World Habitat Day 2013 key housing facts
The following talking points can be coupled with local statistics and facts to create awareness this World Habitat Day. Or they may be used as part of your door display or parade activities.
- Today, 1.6 billion people live in inadequate shelter around the world; 1 billion of those live in slums.
- About one in four people live in conditions that harm their health, safety, prosperity and opportunities.
- By 2030, UN-HABITAT estimates an additional 3 billion people, about 40 percent of the world’s population, will need access to housing. This translates into a demand for 96,150 new affordable units every day and 4,000 every hour.
- By 2050, 70 percent of the world’s population is projected to be living in urban areas, causing slums and unplanned settlements to swell.
- Adequate shelter is a critical foundation for breaking the cycle of poverty.
- Every 5 1/2 minutes, Habitat serves a family in need of better housing.

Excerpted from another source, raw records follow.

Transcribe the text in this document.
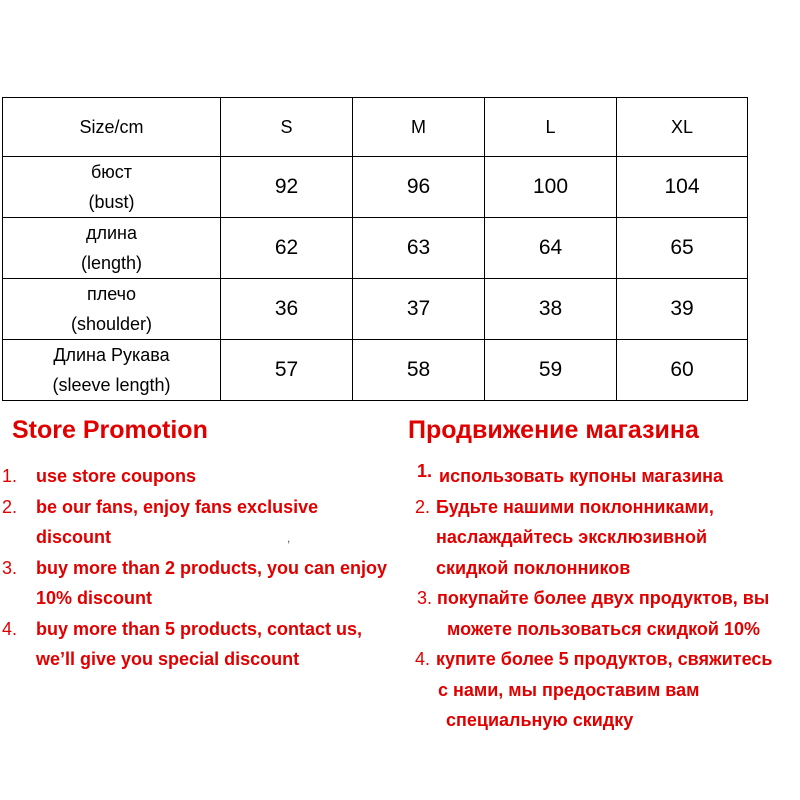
Size/cm	S	M	L	XL

бюст
(bust)	92	96	100	104

длина
(length)	62	63	64	65

плечо
(shoulder)	36	37	38	39

Длина Рукава
(sleeve length)	57	58	59	60
Store Promotion	Продвижение магазина
1.	use store coupons
2.	be our fans, enjoy fans exclusive
discount
3.	buy more than 2 products, you can enjoy
10% discount
4.	buy more than 5 products, contact us,
we’ll give you special discount
,
1. использовать купоны магазина
2. Будьте нашими поклонниками,
наслаждайтесь эксклюзивной
скидкой поклонников
3. покупайте более двух продуктов, вы
можете пользоваться скидкой 10%
4. купите более 5 продуктов, свяжитесь
с нами, мы предоставим вам
специальную скидку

- Habitat has helped more than 3 million people since our founding in 1976.
- If we are to succeed in the fight against poverty housing, we must support the expansion of housing both as policy and as practice.
- On World Habitat Day, the first Monday of October, Habitat for Humanity joins the United Nations and organizations around the world in raising awareness, educating and mobilizing individuals and communities to take action on the current global housing crisis.
- Adequate housing is vitally important to the health of the world’s economies, communities and populations.
- Home ownership is a form of wealth accumulation through equity and forced savings from mortgage repayment.
- Good housing attracts economic investment and development.
- Decent shelter contributes to thriving school systems, community organizations and civic activism.
- Safe homes and neighborhoods help to build social stability and security.
- Estimates of homelessness in the United States vary from 1.6 million to 3 million people. Most studies conclude that about one-third of the homeless are children.
- Habitat works in more than 1,500 communities in the United States, and in more than 70 countries worldwide, from Argentina to Zambia.
- About 1 million volunteers work with Habitat every year worldwide.
- In 2012, Habitat's U.S. affiliates tithed $13 million of their own funds to international programs, benefiting families in more than 50 countries.